まずは、コクピットボイスレコーダー(CVR)には機長、副操縦士、バックグラウンド・サウンド用、コクピットとクルーを繋ぐ4つのマイクのトラックがあり、そこからスイッチが押された音やドアが開いた音、窓ガラスにあたる雹の音などを取り出していくのですが、それには膨大な時間が掛かるため、真相を追及するのはとても複雑で、時間も掛かる、辛い作業だということ。

もう1つは科学技術が抱える問題点。AIは人々を守ると同時に危険に陥らせるということもみなさんに知ってほしいと思っています。

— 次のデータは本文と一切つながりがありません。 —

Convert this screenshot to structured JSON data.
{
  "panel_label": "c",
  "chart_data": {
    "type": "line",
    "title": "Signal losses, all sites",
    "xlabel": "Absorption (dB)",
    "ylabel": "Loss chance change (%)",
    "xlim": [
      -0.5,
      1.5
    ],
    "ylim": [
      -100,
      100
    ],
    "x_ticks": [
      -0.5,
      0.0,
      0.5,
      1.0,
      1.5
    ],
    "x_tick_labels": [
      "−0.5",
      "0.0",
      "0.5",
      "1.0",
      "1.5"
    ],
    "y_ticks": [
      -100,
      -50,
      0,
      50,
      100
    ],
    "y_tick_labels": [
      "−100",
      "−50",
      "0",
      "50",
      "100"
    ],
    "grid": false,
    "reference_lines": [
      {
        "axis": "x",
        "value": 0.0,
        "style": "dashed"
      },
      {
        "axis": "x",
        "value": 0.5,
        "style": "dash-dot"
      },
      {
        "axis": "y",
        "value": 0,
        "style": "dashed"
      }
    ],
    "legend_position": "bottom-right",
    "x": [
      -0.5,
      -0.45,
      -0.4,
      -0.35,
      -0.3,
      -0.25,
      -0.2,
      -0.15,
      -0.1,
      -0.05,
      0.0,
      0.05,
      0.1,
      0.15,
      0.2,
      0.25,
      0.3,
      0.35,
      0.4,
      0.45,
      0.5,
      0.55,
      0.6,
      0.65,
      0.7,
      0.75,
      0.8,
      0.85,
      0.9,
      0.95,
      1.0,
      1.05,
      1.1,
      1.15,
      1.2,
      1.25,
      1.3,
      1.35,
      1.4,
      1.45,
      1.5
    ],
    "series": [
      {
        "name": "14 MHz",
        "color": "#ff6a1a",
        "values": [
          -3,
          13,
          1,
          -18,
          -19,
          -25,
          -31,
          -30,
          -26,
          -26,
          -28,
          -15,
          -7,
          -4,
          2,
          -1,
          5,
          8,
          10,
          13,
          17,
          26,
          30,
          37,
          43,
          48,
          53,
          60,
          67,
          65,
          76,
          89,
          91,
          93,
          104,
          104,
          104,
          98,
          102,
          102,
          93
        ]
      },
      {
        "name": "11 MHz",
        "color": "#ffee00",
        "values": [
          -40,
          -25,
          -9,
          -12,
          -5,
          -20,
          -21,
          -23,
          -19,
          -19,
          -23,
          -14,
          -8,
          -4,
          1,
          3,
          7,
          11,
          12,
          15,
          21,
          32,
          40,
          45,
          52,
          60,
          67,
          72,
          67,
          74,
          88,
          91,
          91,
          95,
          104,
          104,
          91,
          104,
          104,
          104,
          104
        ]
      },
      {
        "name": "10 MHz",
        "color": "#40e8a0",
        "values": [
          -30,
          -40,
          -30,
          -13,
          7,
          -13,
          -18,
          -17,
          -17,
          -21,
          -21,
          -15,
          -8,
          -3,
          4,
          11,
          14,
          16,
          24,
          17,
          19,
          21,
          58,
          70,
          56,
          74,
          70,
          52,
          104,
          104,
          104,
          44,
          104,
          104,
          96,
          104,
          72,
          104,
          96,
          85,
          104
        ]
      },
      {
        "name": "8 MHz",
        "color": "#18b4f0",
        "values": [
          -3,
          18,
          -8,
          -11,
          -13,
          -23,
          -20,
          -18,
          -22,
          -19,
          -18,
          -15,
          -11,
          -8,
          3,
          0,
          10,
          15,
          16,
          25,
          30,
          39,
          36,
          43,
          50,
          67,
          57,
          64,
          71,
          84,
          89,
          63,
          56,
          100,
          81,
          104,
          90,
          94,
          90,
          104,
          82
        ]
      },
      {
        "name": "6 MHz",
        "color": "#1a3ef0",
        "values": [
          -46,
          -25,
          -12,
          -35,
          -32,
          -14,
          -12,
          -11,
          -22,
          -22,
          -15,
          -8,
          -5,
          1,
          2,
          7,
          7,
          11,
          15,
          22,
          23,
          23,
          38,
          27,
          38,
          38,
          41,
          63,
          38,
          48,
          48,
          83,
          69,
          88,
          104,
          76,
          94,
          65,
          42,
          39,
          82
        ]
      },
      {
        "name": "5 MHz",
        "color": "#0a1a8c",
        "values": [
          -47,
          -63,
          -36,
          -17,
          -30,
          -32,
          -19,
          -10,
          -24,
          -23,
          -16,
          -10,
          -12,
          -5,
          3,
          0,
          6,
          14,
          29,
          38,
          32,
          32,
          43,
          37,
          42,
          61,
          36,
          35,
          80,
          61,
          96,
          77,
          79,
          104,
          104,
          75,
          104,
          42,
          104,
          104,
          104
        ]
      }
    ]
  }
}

取材・文:堀木三紀(映画ライター/日本映画ペンクラブ会員)

<プロフィール>

© Philippe Quaisse Unifrance 

ヤン・ゴズラン監督(&脚本)

1977年3月28日生まれ、フランス・オーベルヴィリエ出身。
99年パリ第8大学に入学し、映画を学ぶ。03年、初の短編映画『Pellis』でヴィルールバンヌ短編映画祭にて審査員賞を受賞し、映画監督としてのキャリアをスタートさせる。07 年には『Écho』でジェラルメ国際ファンタスティカ映画祭短編映画賞を受賞。10 年には初の長編映画『CAGED 監禁 』がスクリームフェストホラー映画祭で作品賞、監督賞等 5 つの賞を受賞する。その他、主な監督作品にピエール・ニネ主演作『パーフェクトマン 完全犯罪』(15)、『バーン・アウト』(17)がある。

『ブラックボックス:音声分析捜査』

<STORY>

ヨーロピアン航空の最新型機がアルプスで墜落し、乗客・乗務員316人全員の死亡が確認される。司法警察の立会いの下、航空事故調査局の音声分析官がボイスレコーダー、通称“ブラックボックス”を開く。いつもなら責任者のポロックに同行するのは、最も優秀なマチューだったが、天才的なあまり孤立していた彼は外されてしまう。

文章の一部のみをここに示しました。